Advocates on the left argue that those provisions backfire: Abstinence lessons do not reduce H.I.V. infection rates, prenatal clinics overseas that offer abortions also serve H.I.V.-positive women who need help to avoid infecting their babies, and some of the most effective anti-AIDS organizations overseas are run by and for prostitutes.

Yet Mr. Pence has been known to change his mind based on scientific evidence. As Indiana governor, he strongly opposed clean needle swaps, even though they have been shown to reduce H.I.V. infections among drug users.

When needle sharing among addicts triggered a sudden AIDS outbreak in Indiana last year, however, Mr. Pence allowed needle swaps in the most-affected counties.

Funding decisions for H.I.V. prevention have long been mired in an ideological battle pitting condoms versus abstinence. But experts note that the conflict is fading: Neither condoms nor abstinence has stopped the AIDS epidemic among gay Americans or heterosexual Africans.

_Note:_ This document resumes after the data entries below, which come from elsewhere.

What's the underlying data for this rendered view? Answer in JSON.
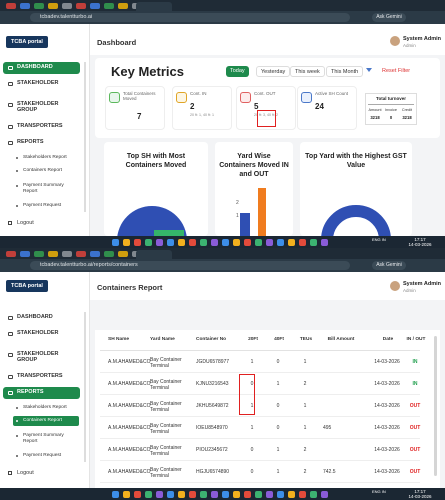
{
  "windows": [
    {
      "url": "tcbadev.talentturbo.ai",
      "ask": "Ask Gemini",
      "logo": "TCBA portal",
      "page_title": "Dashboard",
      "user": {
        "name": "System Admin",
        "role": "Admin"
      },
      "menu": [
        "DASHBOARD",
        "STAKEHOLDER",
        "STAKEHOLDER GROUP",
        "TRANSPORTERS",
        "REPORTS"
      ],
      "submenu": [
        "Stakeholders Report",
        "Containers Report",
        "Payment Summary Report",
        "Payment Request"
      ],
      "logout": "Logout",
      "metrics": {
        "title": "Key Metrics",
        "filters": [
          "Today",
          "Yesterday",
          "This week",
          "This Month"
        ],
        "reset": "Reset Filter",
        "cards": [
          {
            "label": "Total Containers Moved",
            "value": 7
          },
          {
            "label": "Cont. IN",
            "value": 2,
            "detail": "20 ft: 1, 40 ft: 1"
          },
          {
            "label": "Cont. OUT",
            "value": 5,
            "detail": "20 ft: 3, 40 ft: 2"
          },
          {
            "label": "Active SH Count",
            "value": 24
          }
        ],
        "turnover": {
          "title": "Total turnover",
          "headers": [
            "Amount",
            "Invoice",
            "Credit"
          ],
          "values": [
            3218,
            0,
            3218
          ]
        }
      },
      "charts": [
        {
          "title": "Top SH with Most Containers Moved"
        },
        {
          "title": "Yard Wise Containers Moved IN and OUT",
          "yticks": [
            2,
            1
          ]
        },
        {
          "title": "Top Yard with the Highest GST Value"
        }
      ],
      "taskbar": {
        "lang": "ENG IN",
        "time": "17:17",
        "date": "14-03-2026"
      }
    },
    {
      "url": "tcbadev.talentturbo.ai/reports/containers",
      "ask": "Ask Gemini",
      "logo": "TCBA portal",
      "page_title": "Containers Report",
      "user": {
        "name": "System Admin",
        "role": "Admin"
      },
      "menu": [
        "DASHBOARD",
        "STAKEHOLDER",
        "STAKEHOLDER GROUP",
        "TRANSPORTERS",
        "REPORTS"
      ],
      "submenu": [
        "Stakeholders Report",
        "Containers Report",
        "Payment Summary Report",
        "Payment Request"
      ],
      "logout": "Logout",
      "table": {
        "headers": [
          "SH Name",
          "Yard Name",
          "Container No",
          "20Ft",
          "40Ft",
          "TEUs",
          "Bill Amount",
          "Date",
          "IN / OUT"
        ],
        "rows": [
          [
            "A.M.AHAMED&CO",
            "Bay Container Terminal",
            "JGDU6578977",
            1,
            0,
            1,
            null,
            "14-03-2026",
            "IN"
          ],
          [
            "A.M.AHAMED&CO",
            "Bay Container Terminal",
            "KJNU3216543",
            0,
            1,
            2,
            null,
            "14-03-2026",
            "IN"
          ],
          [
            "A.M.AHAMED&CO",
            "Bay Container Terminal",
            "JKHU5649872",
            1,
            0,
            1,
            null,
            "14-03-2026",
            "OUT"
          ],
          [
            "A.M.AHAMED&CO",
            "Bay Container Terminal",
            "IOEU8548970",
            1,
            0,
            1,
            495,
            "14-03-2026",
            "OUT"
          ],
          [
            "A.M.AHAMED&CO",
            "Bay Container Terminal",
            "PIOU2345672",
            0,
            1,
            2,
            null,
            "14-03-2026",
            "OUT"
          ],
          [
            "A.M.AHAMED&CO",
            "Bay Container Terminal",
            "HGJU6574890",
            0,
            1,
            2,
            742.5,
            "14-03-2026",
            "OUT"
          ]
        ]
      },
      "taskbar": {
        "lang": "ENG IN",
        "time": "17:17",
        "date": "14-03-2026"
      }
    }
  ]
}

Now more emphasis is being placed on getting all the infected on treatment, which reduces infectiousness, and getting all the vulnerable on prophylactic drugs. In Africa, circumcision is also emphasized.

Some advocates hope that the large circle of military men consulted by Mr. Trump will push him to spend more on health. Besides its historical interest in tropical diseases, the military maintains laboratories in Egypt, Indonesia, Peru and elsewhere that often act as an early warning system for epidemics.

“Department of Defense and national security people know that no wall will keep disease out,” said Amanda Glassman, director for global health security at the Center for Global Development, a Washington think tank. “They care about biosecurity, and about monitoring outbreaks and antibiotic resistance and things like that.”

Experts also note that regions where the United States spends the most on health — Africa and Southeast Asia — produce few Islamic State recruits or suicide bombers, and that “sending foreign aid to countries that hate us,” as Mr. Trump once put it, actually worked pretty well in Germany and Japan after World War II.

America’s image still shines in some parts of the world because of what the country has done for the poor. In Uganda, recipients of AIDS drugs sing a chorus: “Thank you America, for saving my life.”